The fabrication of reality, the blending of the real and the unreal, has been all around us for the better part of the past century or longer. In his 1962 book The Image: A Guide to Pseudo-Events in America, historian Daniel Boorstin provides a fascinating look at many of the fabricated events that posed on television as news for the consumption of American audiences. The AMC series, Mad Men, brings much of this fabrication out in the open, or rather, takes us behind the scenes to where Don Draper and his staff are working hard to shape the perception of their clients’ potential customers. (Remember the episode in which Peggy suggests that they hire two actresses to stage a fight in public over the last Sugerberry ham?) And of course there is “reality” television, which needs no introduction.

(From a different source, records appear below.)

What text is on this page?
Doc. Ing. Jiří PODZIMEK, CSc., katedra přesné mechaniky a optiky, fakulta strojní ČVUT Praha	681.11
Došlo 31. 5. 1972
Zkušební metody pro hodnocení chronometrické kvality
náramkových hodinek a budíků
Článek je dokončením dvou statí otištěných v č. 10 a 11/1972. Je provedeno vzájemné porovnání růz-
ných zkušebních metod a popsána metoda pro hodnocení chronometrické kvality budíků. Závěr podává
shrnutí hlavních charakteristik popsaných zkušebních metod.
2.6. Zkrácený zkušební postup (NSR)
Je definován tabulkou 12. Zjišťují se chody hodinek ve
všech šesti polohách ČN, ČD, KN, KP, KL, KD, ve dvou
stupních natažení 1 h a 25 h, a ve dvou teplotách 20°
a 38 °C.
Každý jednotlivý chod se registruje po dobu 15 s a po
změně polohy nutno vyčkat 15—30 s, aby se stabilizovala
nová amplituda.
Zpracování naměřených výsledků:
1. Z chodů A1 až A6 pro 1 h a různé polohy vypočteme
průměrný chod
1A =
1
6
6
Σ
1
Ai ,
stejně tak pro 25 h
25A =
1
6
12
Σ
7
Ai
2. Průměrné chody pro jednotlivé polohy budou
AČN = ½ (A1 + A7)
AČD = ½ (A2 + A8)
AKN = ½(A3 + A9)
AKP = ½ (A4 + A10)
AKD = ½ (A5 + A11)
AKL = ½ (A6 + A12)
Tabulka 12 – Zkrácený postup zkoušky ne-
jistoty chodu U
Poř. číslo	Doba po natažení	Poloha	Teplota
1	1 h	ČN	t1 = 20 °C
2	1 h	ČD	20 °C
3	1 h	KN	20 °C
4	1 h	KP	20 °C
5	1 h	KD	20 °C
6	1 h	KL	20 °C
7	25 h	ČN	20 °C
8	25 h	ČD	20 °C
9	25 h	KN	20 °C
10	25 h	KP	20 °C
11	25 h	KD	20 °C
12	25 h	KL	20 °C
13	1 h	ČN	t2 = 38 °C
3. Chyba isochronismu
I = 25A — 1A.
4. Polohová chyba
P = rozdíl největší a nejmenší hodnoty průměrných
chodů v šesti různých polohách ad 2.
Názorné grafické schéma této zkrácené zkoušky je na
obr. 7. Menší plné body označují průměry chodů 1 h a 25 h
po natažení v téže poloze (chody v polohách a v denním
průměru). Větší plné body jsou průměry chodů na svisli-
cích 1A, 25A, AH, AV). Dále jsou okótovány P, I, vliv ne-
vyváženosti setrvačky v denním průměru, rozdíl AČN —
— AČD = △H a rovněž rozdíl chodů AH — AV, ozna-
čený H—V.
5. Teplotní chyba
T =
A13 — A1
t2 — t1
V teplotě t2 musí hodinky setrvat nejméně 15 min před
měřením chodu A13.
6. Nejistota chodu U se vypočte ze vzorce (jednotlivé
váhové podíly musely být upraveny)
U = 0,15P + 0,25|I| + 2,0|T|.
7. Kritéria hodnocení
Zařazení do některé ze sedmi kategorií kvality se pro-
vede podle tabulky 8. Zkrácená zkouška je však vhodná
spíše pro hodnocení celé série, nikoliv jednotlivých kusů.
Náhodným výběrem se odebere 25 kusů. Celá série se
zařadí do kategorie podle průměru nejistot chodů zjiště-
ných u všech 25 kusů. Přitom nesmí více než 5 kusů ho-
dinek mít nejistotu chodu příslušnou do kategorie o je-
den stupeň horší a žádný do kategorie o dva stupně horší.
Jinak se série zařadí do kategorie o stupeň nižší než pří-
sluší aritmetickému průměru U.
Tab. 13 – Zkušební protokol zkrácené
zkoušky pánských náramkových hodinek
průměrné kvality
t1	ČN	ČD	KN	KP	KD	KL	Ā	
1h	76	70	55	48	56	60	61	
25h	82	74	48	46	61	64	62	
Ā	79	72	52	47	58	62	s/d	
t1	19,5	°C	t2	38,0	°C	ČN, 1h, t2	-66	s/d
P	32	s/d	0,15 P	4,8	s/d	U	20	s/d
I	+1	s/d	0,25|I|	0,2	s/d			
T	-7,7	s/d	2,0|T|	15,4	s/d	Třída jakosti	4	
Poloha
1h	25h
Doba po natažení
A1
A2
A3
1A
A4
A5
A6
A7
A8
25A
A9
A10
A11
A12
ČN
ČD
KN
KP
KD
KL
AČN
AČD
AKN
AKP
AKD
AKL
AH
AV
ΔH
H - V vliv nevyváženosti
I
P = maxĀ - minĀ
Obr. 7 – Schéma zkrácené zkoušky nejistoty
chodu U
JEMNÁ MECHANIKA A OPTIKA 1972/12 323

Staged reality is nothing new, but creating fictional authors and publishing their novels seems to be a new step in adding another layer of story to our stories.

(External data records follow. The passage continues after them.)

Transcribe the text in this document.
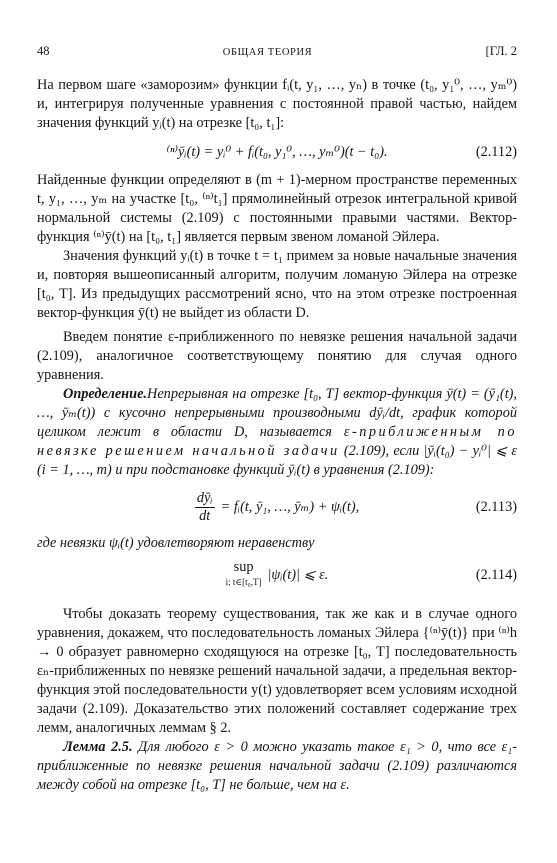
48	ОБЩАЯ ТЕОРИЯ	[ГЛ. 2

На первом шаге «заморозим» функции fᵢ(t, y₁, …, yₙ) в точке (t₀, y₁⁰, …, yₘ⁰) и, интегрируя полученные уравнения с постоянной правой частью, найдем значения функций yᵢ(t) на отрезке [t₀, t₁]:

⁽ⁿ⁾ȳᵢ(t) = yᵢ⁰ + fᵢ(t₀, y₁⁰, …, yₘ⁰)(t − t₀).	(2.112)

Найденные функции определяют в (m + 1)-мерном пространстве переменных t, y₁, …, yₘ на участке [t₀, ⁽ⁿ⁾t₁] прямолинейный отрезок интегральной кривой нормальной системы (2.109) с постоянными правыми частями. Вектор-функция ⁽ⁿ⁾ȳ(t) на [t₀, t₁] является первым звеном ломаной Эйлера.

Значения функций yᵢ(t) в точке t = t₁ примем за новые начальные значения и, повторяя вышеописанный алгоритм, получим ломаную Эйлера на отрезке [t₀, T]. Из предыдущих рассмотрений ясно, что на этом отрезке построенная вектор-функция ȳ(t) не выйдет из области D.

Введем понятие ε-приближенного по невязке решения начальной задачи (2.109), аналогичное соответствующему понятию для случая одного уравнения.

Определение.Непрерывная на отрезке [t₀, T] вектор-функция ȳ(t) = (ȳ₁(t), …, ȳₘ(t)) с кусочно непрерывными производными dȳᵢ/dt, график которой целиком лежит в области D, называется ε-приближенным по невязке решением начальной задачи (2.109), если |ȳᵢ(t₀) − yᵢ⁰| ⩽ ε (i = 1, …, m) и при подстановке функций ȳᵢ(t) в уравнения (2.109):

dȳᵢ
dt
= fᵢ(t, ȳ₁, …, ȳₘ) + ψᵢ(t),	(2.113)

где невязки ψᵢ(t) удовлетворяют неравенству

sup
i; t∈[t₀,T] |ψᵢ(t)| ⩽ ε.	(2.114)

Чтобы доказать теорему существования, так же как и в случае одного уравнения, докажем, что последовательность ломаных Эйлера {⁽ⁿ⁾ȳ(t)} при ⁽ⁿ⁾h → 0 образует равномерно сходящуюся на отрезке [t₀, T] последовательность εₙ-приближенных по невязке решений начальной задачи, а предельная вектор-функция этой последовательности y(t) удовлетворяет всем условиям исходной задачи (2.109). Доказательство этих положений составляет содержание трех лемм, аналогичных леммам § 2.

Лемма 2.5. Для любого ε > 0 можно указать такое ε₁ > 0, что все ε₁-приближенные по невязке решения начальной задачи (2.109) различаются между собой на отрезке [t₀, T] не больше, чем на ε.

There are so many things to consider here. Does it matter that the author of these two novels is a fictional character himself? Do the novels fall into a category of fiction (I’d classify them as pulp mysteries, with a extra layer of commercialism) in which it simply doesn’t matter who actually wrote them? Is this nothing more than a spin-off that demands only our vague amusement and disdain? Does it mean anything?

The other interesting thing about the Castle real life/fiction blend is that the show has featured several episodes in which real writers appear as themselves. Castle is a mystery writer, well connected, active in the mystery writer community, and therefore he has many mystery writer friends, such as Michael Connelly, James Patterson and Stephen Cannell, all of whom have appeared on the show playing poker with their buddy Rick Castle and offering their fictional counterpart advice on his writing and his love life.

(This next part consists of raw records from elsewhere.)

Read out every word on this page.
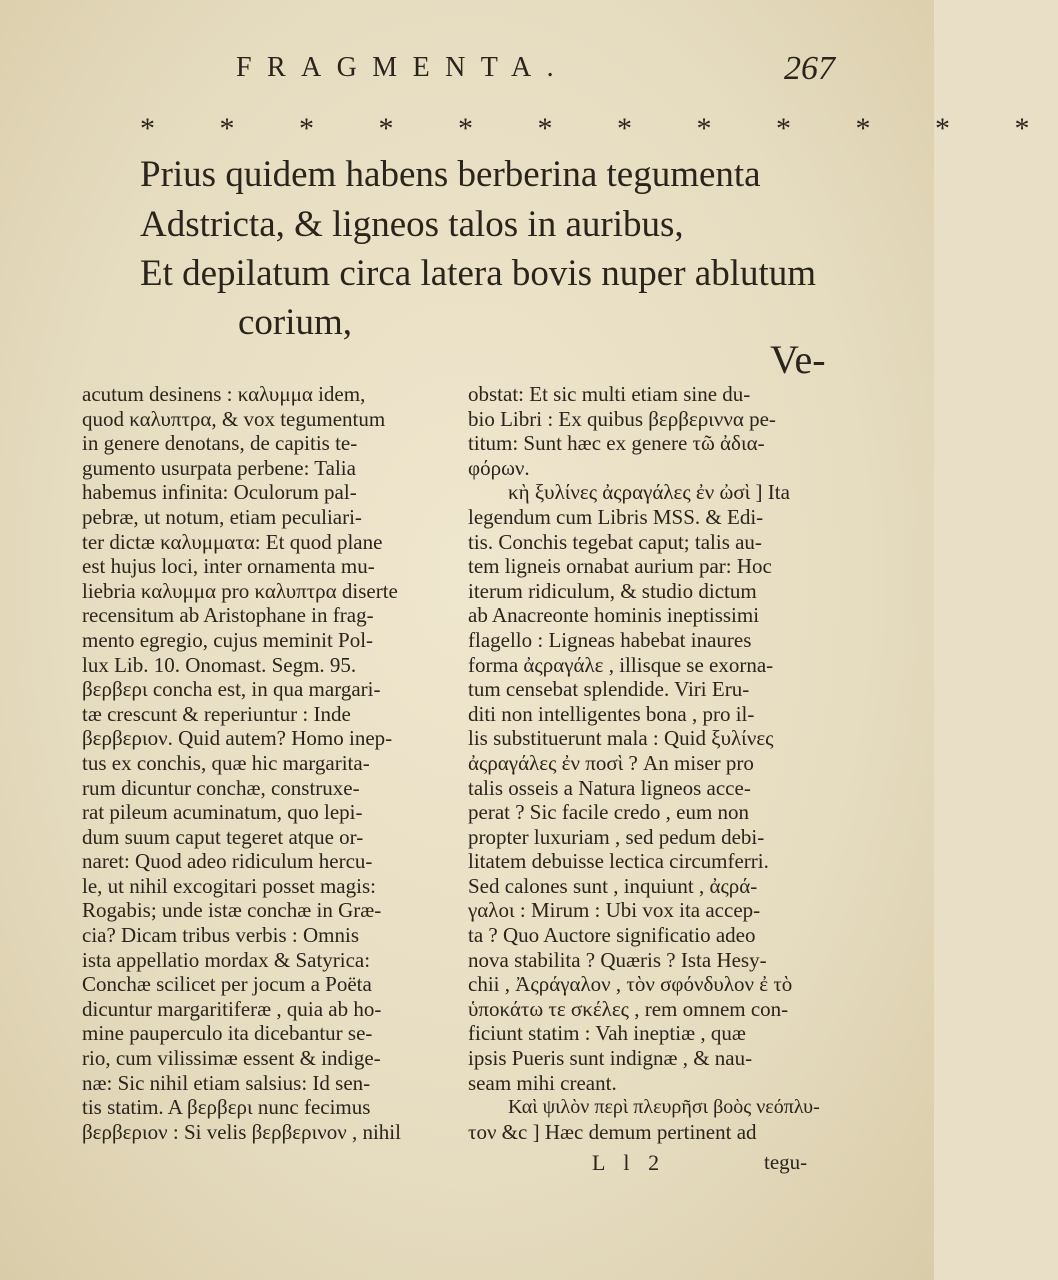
FRAGMENTA.	267
* * * * * * * * * * * *
Prius quidem habens berberina tegumenta
Adstricta, & ligneos talos in auribus,
Et depilatum circa latera bovis nuper ablutum
corium,
Ve-
acutum desinens : καλυμμα idem,
quod καλυπτρα, & vox tegumentum
in genere denotans, de capitis te-
gumento usurpata perbene: Talia
habemus infinita: Oculorum pal-
pebræ, ut notum, etiam peculiari-
ter dictæ καλυμματα: Et quod plane
est hujus loci, inter ornamenta mu-
liebria καλυμμα pro καλυπτρα diserte
recensitum ab Aristophane in frag-
mento egregio, cujus meminit Pol-
lux Lib. 10. Onomast. Segm. 95.
βερβερι concha est, in qua margari-
tæ crescunt & reperiuntur : Inde
βερβεριον. Quid autem? Homo inep-
tus ex conchis, quæ hic margarita-
rum dicuntur conchæ, construxe-
rat pileum acuminatum, quo lepi-
dum suum caput tegeret atque or-
naret: Quod adeo ridiculum hercu-
le, ut nihil excogitari posset magis:
Rogabis; unde istæ conchæ in Græ-
cia? Dicam tribus verbis : Omnis
ista appellatio mordax & Satyrica:
Conchæ scilicet per jocum a Poëta
dicuntur margaritiferæ , quia ab ho-
mine pauperculo ita dicebantur se-
rio, cum vilissimæ essent & indige-
næ: Sic nihil etiam salsius: Id sen-
tis statim. A βερβερι nunc fecimus
βερβεριον : Si velis βερβερινον , nihil
obstat: Et sic multi etiam sine du-
bio Libri : Ex quibus βερβεριννα pe-
titum: Sunt hæc ex genere τῶ ἀδια-
φόρων.
κὴ ξυλίνες ἀςραγάλες ἐν ὠσὶ ] Ita
legendum cum Libris MSS. & Edi-
tis. Conchis tegebat caput; talis au-
tem ligneis ornabat aurium par: Hoc
iterum ridiculum, & studio dictum
ab Anacreonte hominis ineptissimi
flagello : Ligneas habebat inaures
forma ἀςραγάλε , illisque se exorna-
tum censebat splendide. Viri Eru-
diti non intelligentes bona , pro il-
lis substituerunt mala : Quid ξυλίνες
ἀςραγάλες ἐν ποσὶ ? An miser pro
talis osseis a Natura ligneos acce-
perat ? Sic facile credo , eum non
propter luxuriam , sed pedum debi-
litatem debuisse lectica circumferri.
Sed calones sunt , inquiunt , ἀςρά-
γαλοι : Mirum : Ubi vox ita accep-
ta ? Quo Auctore significatio adeo
nova stabilita ? Quæris ? Ista Hesy-
chii , Ἀςράγαλον , τὸν σφόνδυλον ἐ τὸ
ὑποκάτω τε σκέλες , rem omnem con-
ficiunt statim : Vah ineptiæ , quæ
ipsis Pueris sunt indignæ , & nau-
seam mihi creant.
Καὶ ψιλὸν περὶ πλευρῆσι βοὸς νεόπλυ-
τον &c ] Hæc demum pertinent ad
L l 2	tegu-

I feel as though puzzling this out requires a logical/scientific approach rather than the writerly one I am more accustomed to assuming. I’m used to approaching novels and even movies and TV shows as a writer – cringing at bad lines, silently complimenting (and envying) the writers when they pull off something particularly clever – but when it comes to Castle, I keep going over and over the pieces of reality and fiction, trying to put them together like pieces of a puzzle, as though there must be an answer to this question (a question I’m not even sure how to ask other than to say: what is up with this?) if I can just maneuver each piece into its proper place. I want to figure out what all this means, or if it means anything at all. It seems too easy to say, good job marketing department at ABC, brilliant campaign, and leave it at that. Even though I’m not sure what it means, I can’t get away from believing that it means something.

What are your thoughts on fictional-reality and real fiction? What are the implications for how we operate as readers and writers?